First-Time Home Buyer Tax Credit Works

Check out the latest from the respected Economists of the National Association of Home Builders:


The First-Time Home Buyer Tax Credit Does Its Work

Recent housing data — including a rise in existing home sales and a decline in the new-home sales pace — demonstrate the stimulative power of the first-time home buyer tax credit.

As the Nov. 30 deadline for the tax credit drew near, data from the third quarter of 2009 was especially compelling in showing the credit’s impact on the housing market. Knowing that they needed to settle soon in order to qualify for the credit, first-time home buyers helped push existing home sales to a seasonally adjusted annual rate of 4.9 million in September, their strongest monthly pace since July 2007. That helped boost quarterly existing home sales by 45% over the second quarter.

New Home Inventories Continue to Improve, But Demand Remains Weak

For 29 consecutive months, home builders have been doing what they need to do in the face of weak demand by reducing their inventory of unsold homes.

New home inventories peaked at 572,000 in July 2006. In September 2009, they were down by more than half to 251,000, the lowest level since November 1982.

Housing Prices Up – for the Moment

The S&P/Case-Shiller 10- and 20-city seasonally adjusted house price indexes increased in June, July and August. Although both measures are still down on a year-over-year basis, 10.6% and 11.3%, respectively, their rate of decline has decreased in each of the last seven months.

In August, 16 of the 20 cities in the 20-city index saw house prices increase on a seasonally adjusted basis. The turnaround in house prices appears to be largely due to the first-time home buyer tax credit helping to stabilize and bolster demand.

Housing Starts Up, Building Permits Down

Housing starts rose a modest 0.5% in September to a seasonally adjusted annual rate of 590,000, up from 587,000 in August. The rise was powered by strong single-family starts, which rose 3.9% from 482,000 to 501,000.

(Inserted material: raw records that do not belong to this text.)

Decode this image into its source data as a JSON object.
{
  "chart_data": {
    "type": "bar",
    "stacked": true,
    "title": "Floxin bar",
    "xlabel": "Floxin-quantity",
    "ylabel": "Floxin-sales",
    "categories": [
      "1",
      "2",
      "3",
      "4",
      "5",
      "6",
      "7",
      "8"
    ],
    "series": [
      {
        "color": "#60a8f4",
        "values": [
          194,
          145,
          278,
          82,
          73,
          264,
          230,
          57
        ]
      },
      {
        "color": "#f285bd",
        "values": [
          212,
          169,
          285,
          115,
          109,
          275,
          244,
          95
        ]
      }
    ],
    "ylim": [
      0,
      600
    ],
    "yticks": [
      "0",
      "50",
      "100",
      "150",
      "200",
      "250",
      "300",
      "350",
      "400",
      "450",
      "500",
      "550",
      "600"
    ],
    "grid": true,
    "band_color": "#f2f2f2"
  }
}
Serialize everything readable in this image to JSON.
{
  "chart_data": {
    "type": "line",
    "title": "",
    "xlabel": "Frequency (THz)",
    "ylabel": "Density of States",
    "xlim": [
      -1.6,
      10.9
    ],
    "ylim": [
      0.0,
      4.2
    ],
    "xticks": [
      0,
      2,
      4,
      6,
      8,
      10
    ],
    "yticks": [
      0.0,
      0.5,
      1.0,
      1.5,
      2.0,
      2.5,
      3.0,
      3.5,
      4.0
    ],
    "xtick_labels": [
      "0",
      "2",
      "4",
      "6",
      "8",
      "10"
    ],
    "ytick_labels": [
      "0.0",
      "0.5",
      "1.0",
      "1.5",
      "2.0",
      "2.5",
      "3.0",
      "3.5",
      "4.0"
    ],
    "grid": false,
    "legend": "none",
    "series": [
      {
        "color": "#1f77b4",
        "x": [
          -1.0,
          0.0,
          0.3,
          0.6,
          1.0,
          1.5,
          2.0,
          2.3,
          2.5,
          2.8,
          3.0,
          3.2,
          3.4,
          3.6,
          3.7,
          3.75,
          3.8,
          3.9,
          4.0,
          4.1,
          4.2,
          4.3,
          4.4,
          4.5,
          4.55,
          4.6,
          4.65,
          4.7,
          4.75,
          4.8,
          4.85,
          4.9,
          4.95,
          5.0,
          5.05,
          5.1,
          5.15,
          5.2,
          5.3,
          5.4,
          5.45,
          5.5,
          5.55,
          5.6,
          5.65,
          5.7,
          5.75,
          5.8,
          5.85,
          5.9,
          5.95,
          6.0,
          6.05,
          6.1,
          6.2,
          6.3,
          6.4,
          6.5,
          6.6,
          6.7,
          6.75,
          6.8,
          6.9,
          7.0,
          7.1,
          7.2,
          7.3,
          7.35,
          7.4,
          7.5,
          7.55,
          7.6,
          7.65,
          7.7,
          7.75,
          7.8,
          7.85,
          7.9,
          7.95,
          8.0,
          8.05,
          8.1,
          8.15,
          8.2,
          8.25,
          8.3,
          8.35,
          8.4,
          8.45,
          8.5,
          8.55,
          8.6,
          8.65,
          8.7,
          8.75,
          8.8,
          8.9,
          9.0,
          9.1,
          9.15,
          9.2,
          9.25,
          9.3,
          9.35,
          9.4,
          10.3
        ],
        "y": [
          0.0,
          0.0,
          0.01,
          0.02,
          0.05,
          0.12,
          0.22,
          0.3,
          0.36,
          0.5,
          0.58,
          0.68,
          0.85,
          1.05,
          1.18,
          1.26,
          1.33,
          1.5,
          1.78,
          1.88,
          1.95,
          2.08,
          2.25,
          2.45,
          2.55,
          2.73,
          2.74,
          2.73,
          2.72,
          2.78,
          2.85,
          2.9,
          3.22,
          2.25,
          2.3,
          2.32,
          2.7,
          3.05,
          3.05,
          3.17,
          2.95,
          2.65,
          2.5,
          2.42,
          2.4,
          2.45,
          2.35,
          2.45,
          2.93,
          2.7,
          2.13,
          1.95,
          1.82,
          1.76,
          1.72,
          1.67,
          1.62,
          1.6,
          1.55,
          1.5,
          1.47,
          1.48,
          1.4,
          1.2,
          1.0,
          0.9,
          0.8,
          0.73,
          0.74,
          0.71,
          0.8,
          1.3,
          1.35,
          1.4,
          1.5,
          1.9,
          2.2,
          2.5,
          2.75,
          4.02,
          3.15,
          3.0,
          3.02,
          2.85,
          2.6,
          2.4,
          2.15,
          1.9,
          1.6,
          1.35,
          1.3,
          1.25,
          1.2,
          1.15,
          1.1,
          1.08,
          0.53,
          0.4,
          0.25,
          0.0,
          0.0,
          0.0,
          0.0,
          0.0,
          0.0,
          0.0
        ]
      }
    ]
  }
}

The increase in single-family starts reflects the continued increase in the share of starts built for the owner. In more normal periods, about 20% to 25% of all single-family starts are built on the owner’s land or built by the owner as the general contractor. That percentage declined as speculative sales rose in the mid-2000s, but it has since grown beyond historic levels as building for-sale dropped off.

Builder Confidence Falls

Another signal that the housing market faces a rough road ahead is coming from the NAHB/Wells Fargo Housing Market Index (HMI) measure of builder confidence. The HMI, after inching upward for three consecutive months, fell one point in October to 18. All three components of the index — current sales, current traffic, and sales expectations — were down. The downturn in the HMI seems to be due to the expiration of the first-time home buyer tax credit.